Es ging auch schnell zur Sache, denn immerhin warteten zahlreiche Bürgermeister mit Redebeiträgen auf. Fritz Wittmann, 1. Bgm von Essenbach und Bürgermeistersprecher des Landkreises Landshut forderte in seinem Eingangsreferat eine "umfassende kommunale Finanzreform", um die bayerischen Gemeinden wieder handlungsfähig zu machen. Die kommunalen Investitionen seien aufgrund von Finanzproblemen vom Jahr 2003 auf 2004 um 10% zurückgegangen, also bayernweit 300 Millionen Euro. "Wenn die Gemeinden nicht mehr investieren können, fehlen die Aufträge für die heimischen Firmen, Arbeitslosigkeit ist die Folge", so Wittmann. Zum größten Problem für die Kommunen entwickelten sich aber die Ausgaben im Sozialbereich, nicht zuletzt durch Hartz 4, und die Umlagenerhöhungen. Wegen der hohen Ausgaben im deutschen Sozialwesen bezeichnete es Hubert Aiwanger als "Armutszeugnis, daß wir bei über 5 Millionen Arbeitslosen 800 000 ausländische Saisonarbeiter zur Spargelernte usw. brauchen und dafür auch noch 48% des Lohnes z.B. in die polnischen Sozialkassen einzahlen müssen, während unsere eigenen Sozialkassen vor dem Ruin stehen. Wenn unsere Leute diese Arbeit wirklich nicht den ganzen Tag durchhalten, dann sollen eben die einen Vormittag arbeiten und die anderen Nachmittag". Hier traue sich die Politik aber offensichtlich nicht ran.

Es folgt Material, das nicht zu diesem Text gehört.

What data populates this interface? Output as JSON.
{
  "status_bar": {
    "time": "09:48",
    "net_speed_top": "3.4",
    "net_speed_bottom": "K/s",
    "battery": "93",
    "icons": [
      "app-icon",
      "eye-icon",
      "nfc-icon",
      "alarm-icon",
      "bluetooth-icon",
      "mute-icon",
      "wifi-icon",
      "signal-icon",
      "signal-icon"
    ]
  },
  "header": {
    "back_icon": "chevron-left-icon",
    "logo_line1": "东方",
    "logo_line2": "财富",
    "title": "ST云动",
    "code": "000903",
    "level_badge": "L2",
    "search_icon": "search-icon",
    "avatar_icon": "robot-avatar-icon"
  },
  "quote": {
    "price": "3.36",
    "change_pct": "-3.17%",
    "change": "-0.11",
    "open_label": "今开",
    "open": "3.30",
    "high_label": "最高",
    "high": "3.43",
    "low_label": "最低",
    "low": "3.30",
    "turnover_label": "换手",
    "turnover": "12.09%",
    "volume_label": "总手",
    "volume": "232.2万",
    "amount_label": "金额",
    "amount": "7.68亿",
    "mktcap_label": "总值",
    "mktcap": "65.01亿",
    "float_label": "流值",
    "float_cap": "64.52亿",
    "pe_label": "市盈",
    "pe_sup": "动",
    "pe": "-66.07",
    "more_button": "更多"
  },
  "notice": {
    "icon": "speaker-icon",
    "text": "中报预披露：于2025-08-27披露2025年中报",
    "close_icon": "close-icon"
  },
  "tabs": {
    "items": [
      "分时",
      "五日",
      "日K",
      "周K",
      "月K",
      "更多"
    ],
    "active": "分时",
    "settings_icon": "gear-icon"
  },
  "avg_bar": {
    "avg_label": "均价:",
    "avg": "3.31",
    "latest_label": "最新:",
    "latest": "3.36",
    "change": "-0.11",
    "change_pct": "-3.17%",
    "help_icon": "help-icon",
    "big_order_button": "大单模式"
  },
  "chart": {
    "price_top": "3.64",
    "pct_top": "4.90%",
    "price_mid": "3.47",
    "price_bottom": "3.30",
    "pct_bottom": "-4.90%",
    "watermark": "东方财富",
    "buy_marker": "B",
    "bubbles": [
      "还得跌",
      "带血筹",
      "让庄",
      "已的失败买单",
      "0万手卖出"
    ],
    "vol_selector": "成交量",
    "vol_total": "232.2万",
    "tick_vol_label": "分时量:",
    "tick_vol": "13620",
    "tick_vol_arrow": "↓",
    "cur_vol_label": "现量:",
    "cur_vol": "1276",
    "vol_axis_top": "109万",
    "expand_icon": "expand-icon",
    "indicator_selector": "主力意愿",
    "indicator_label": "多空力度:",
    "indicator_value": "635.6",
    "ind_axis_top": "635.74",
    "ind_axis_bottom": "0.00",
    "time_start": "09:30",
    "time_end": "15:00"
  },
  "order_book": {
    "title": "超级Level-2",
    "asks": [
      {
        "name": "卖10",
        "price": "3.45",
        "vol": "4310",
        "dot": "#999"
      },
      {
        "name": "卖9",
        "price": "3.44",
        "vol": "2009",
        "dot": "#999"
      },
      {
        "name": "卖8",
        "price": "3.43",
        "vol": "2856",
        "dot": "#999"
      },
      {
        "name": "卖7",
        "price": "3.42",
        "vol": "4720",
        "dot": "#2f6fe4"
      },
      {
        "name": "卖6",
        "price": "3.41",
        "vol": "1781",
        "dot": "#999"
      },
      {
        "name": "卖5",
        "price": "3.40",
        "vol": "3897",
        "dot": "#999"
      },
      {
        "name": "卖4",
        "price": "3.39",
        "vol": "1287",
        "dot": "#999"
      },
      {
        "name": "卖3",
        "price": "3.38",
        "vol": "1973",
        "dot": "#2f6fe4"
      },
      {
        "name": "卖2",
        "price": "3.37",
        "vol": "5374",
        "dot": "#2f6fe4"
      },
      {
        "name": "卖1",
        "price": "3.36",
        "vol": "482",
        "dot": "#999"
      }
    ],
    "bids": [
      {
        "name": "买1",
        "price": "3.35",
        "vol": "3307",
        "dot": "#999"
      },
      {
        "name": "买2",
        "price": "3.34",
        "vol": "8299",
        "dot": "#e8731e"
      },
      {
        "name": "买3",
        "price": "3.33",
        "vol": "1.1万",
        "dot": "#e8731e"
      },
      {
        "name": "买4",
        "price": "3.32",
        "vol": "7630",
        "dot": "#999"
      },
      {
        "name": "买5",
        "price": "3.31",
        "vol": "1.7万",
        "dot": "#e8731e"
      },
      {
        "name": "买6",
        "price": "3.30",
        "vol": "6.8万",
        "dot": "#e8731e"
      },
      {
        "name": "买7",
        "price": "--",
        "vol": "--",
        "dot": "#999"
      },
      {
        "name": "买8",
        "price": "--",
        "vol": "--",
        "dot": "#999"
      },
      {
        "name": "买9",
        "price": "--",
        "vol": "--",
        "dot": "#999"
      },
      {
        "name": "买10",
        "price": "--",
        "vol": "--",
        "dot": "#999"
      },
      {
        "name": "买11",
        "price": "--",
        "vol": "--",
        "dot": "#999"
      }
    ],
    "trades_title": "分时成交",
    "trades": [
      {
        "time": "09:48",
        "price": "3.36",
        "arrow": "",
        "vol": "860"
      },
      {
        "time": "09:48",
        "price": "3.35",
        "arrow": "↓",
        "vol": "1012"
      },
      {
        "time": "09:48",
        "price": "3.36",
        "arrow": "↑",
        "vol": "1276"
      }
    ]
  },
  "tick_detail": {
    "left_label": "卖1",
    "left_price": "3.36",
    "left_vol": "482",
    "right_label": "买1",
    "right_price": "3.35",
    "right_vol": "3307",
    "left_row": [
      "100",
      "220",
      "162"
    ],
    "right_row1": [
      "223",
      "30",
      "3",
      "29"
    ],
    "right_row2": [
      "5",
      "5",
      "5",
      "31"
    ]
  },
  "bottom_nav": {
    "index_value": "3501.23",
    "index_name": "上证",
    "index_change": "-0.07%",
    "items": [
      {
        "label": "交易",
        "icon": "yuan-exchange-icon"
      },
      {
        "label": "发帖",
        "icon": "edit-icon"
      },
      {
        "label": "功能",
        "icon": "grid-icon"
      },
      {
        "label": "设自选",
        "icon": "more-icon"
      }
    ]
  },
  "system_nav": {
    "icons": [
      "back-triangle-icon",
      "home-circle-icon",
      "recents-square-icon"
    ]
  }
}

"Ein Infrastrukturprogramm Ostbayern" forderte anschließend Ludwig Waas, Bürgermeister von Niederwinkling, der für seine Gemeinde den "Bay. Qualitätspreis für wirtschaftsfreundliche Gemeinden" erhielt. Die Bay. Staatsregierung fördere heute nur noch "punktuell in Ballungsräumen", der ländliche Raum werde ausgehungert. Der Staatsstraßenbau befinde sich in einem "verheerenden Zustand". Die Kürzungen in unserer Region seien "katastrophal", ob im Krankenhausbereich, bei Kindergärten, im Abwasserbereich, beim Kfz-Steueraufkommen u.s.w., im Schnitt 50% Kürzungen innerhalb eines Jahres. Im Wahljahr 2002 habe es noch 250 Millionen Euro für den Straßenbau gegeben, jetzt 150 Millionen, "kurz vor den nächsten Wahlen werde es wahrscheinlich wieder etwas mehr geben, um die Wähler zu beschwichtigen." Hubert Aiwanger bewertete in diesem Zusammenhang "das Gerede von der Aufsteigerregion Niederbayern" als "Lebenslüge der niederbayerischen CSU: das einzige, was bei uns in den letzten Jahren gestiegen ist, ist die Arbeitslosigkeit und die Gemeindeverschuldung." Kritisiert wurde in diesem Zusammenhang auch das "umstrittene Prestigeprojekt Transrapid im Erdinger Moos", wo die bay. Regierung für eine 30km-Strecke rund eine halbe Milliarde Euro ausgeben will, "während wir in vielen Gegenden Bayerns teilweise Straßenzustände haben wie in der Ex-DDR". Wenn das so weitergehe, werde Niederbayern bald wieder das Armenhaus, das wir vor 40 Jahren waren, so Hubert Aiwanger. Hierauf sagte ein Bürgermeister aus dem Landkreis Freyung-Grafenau: "dieses Armenhaus sind wir schon heute. Tschechien bekommt massive EU-Fördermittel, wir kriegen nichts, die Firmen gehen reihenweise Pleite, die Arbeitslosigkeit beträgt 15%, die jungen Leute wandern ab". Diese Entwicklung bestätigte auch Heinrich Schmid, 3. Landrat von Regen, in Bezug auf das geplante riesige Einkaufszentrum gleich jenseits der Grenze, welches bis zu 80% gefördert werde und obendrein noch über Jahre Steuerfreiheit haben werde.  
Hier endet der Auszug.